Karyopharm Therapeutics Inc. (KPTI) Q4 2025 Earnings Call Summary

1. Key Financial Results and Metrics

• Q4 2025 Revenue: $34.1 million, up 11.8% year-over-year.
• Full Year 2025 Revenue: $146.1 million, a slight increase from 2024.
• U.S. XPOVIO Net Product Revenue: $32.1 million in Q4 2025 (up 9.6% YoY) and $114.9 million for the full year (up 1.9% YoY).
• Gross-to-Net Provisions: 26.9% for Q4 and 31.2% for the full year.
• Operating Expenses: R&D expenses decreased by 17% to $27.7 million in Q4 and by 12% to $125.6 million for the full year. SG&A expenses also decreased by 16% in Q4 and 9% for the year.
• Net Loss: $102.2 million for Q4 and $196.0 million for the full year, primarily due to non-cash items like interest expense and loss on extinguishment of debt.
• Cash Position: Ended the year with $64.1 million in cash and equivalents, down from $109.1 million in 2024.

2. Strategic Updates and Business Highlights

• Clinical Trials: Karyopharm is focused on two pivotal Phase III trials: SENTRY for myelofibrosis (data expected in March 2026) and EXPORT EC042 for endometrial cancer (data expected mid-2026).
• Selinexor: The company is positioning selinexor as a combination therapy for myelofibrosis, aiming to improve patient outcomes compared to existing JAK inhibitors.
• Market Positioning: XPOVIO continues to show strong demand in the multiple myeloma market, with plans to expand into myelofibrosis and endometrial cancer.
• Commercial Strategy: Karyopharm is preparing for a rapid launch in myelofibrosis, targeting a significant unmet need in the market.

3. Forward Guidance and Outlook

• 2026 Revenue Guidance: Expected total revenue of $130 million to $150 million, with U.S. XPOVIO net product revenue projected between $115 million and $130 million.
• Expense Guidance: R&D and SG&A expenses anticipated to be between $230 million and $245 million.
• Cash Runway: Current liquidity expected to fund operations into the second quarter of 2026.

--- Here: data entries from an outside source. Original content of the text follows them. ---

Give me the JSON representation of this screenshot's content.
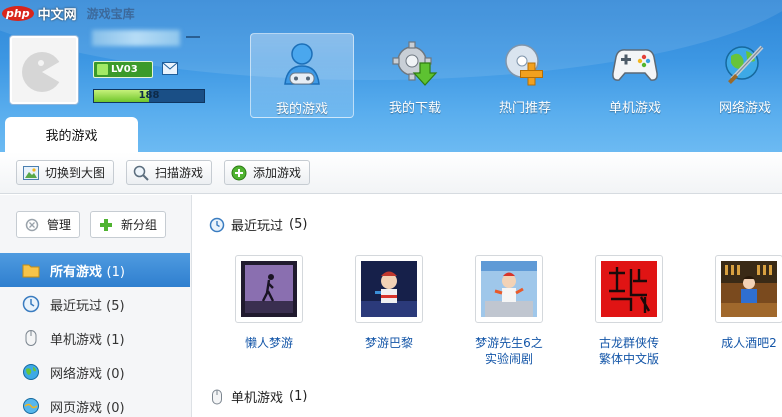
{
  "watermark": {
    "logo": "php",
    "text": "中文网",
    "sub": "游戏宝库"
  },
  "user": {
    "level": "LV03",
    "exp_text": "188",
    "exp_fraction": 0.5
  },
  "nav": [
    {
      "label": "我的游戏",
      "icon": "user-gamepad-icon",
      "active": true
    },
    {
      "label": "我的下载",
      "icon": "gear-download-icon"
    },
    {
      "label": "热门推荐",
      "icon": "plus-disc-icon"
    },
    {
      "label": "单机游戏",
      "icon": "gamepad-icon"
    },
    {
      "label": "网络游戏",
      "icon": "globe-sword-icon"
    }
  ],
  "main_tab": "我的游戏",
  "toolbar": {
    "switch_view": "切换到大图",
    "scan": "扫描游戏",
    "add": "添加游戏"
  },
  "sidebar": {
    "manage": "管理",
    "new_group": "新分组",
    "items": [
      {
        "label": "所有游戏",
        "count": "(1)",
        "icon": "folder-icon",
        "active": true
      },
      {
        "label": "最近玩过",
        "count": "(5)",
        "icon": "clock-icon"
      },
      {
        "label": "单机游戏",
        "count": "(1)",
        "icon": "mouse-icon"
      },
      {
        "label": "网络游戏",
        "count": "(0)",
        "icon": "globe-icon"
      },
      {
        "label": "网页游戏",
        "count": "(0)",
        "icon": "web-globe-icon"
      }
    ]
  },
  "content": {
    "recent_title": "最近玩过",
    "recent_count": "(5)",
    "single_title": "单机游戏",
    "single_count": "(1)",
    "games": [
      {
        "name": "懒人梦游"
      },
      {
        "name": "梦游巴黎"
      },
      {
        "name": "梦游先生6之\n实验闹剧"
      },
      {
        "name": "古龙群侠传\n繁体中文版"
      },
      {
        "name": "成人酒吧2"
      }
    ]
  },
  "colors": {
    "header": "#3d97e3",
    "active_side": "#3a8ad8",
    "link": "#1456a8"
  }
}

4. Bad News, Challenges, or Points of Concern

• Net Loss: Significant net losses driven by non-cash items raise concerns about financial sustainability.
• Cash Decrease: The decline in cash reserves may limit operational flexibility and funding for ongoing trials.
• Competitive Pressures: The oncology market is highly competitive, particularly in myelofibrosis, where Karyopharm faces established therapies like ruxolitinib.
• Regulatory Uncertainty: While the company is optimistic about upcoming data readouts, the potential for regulatory hurdles remains a concern.

5. Notable Q&A Insights

• Efficacy of Selinexor: Management expressed confidence in the 60 mg dose of selinexor based on Phase I data, which showed better efficacy compared to the 40 mg dose.
• Symptomatic Improvement: KOL feedback suggests that while spleen volume reduction (SVR) is crucial, any significant improvement in symptoms could still support regulatory filing.
• Patient Population: The current trial population appears to be less severe than previous studies, but management believes this will not adversely affect efficacy outcomes.
• DSMB Oversight: The Data Safety Monitoring Board (DSMB) has not indicated any safety concerns, which supports confidence in the ongoing trials.

Overall, Karyopharm is navigating a critical phase with promising clinical data on the horizon, but faces financial challenges and competitive pressures that could impact its future trajectory.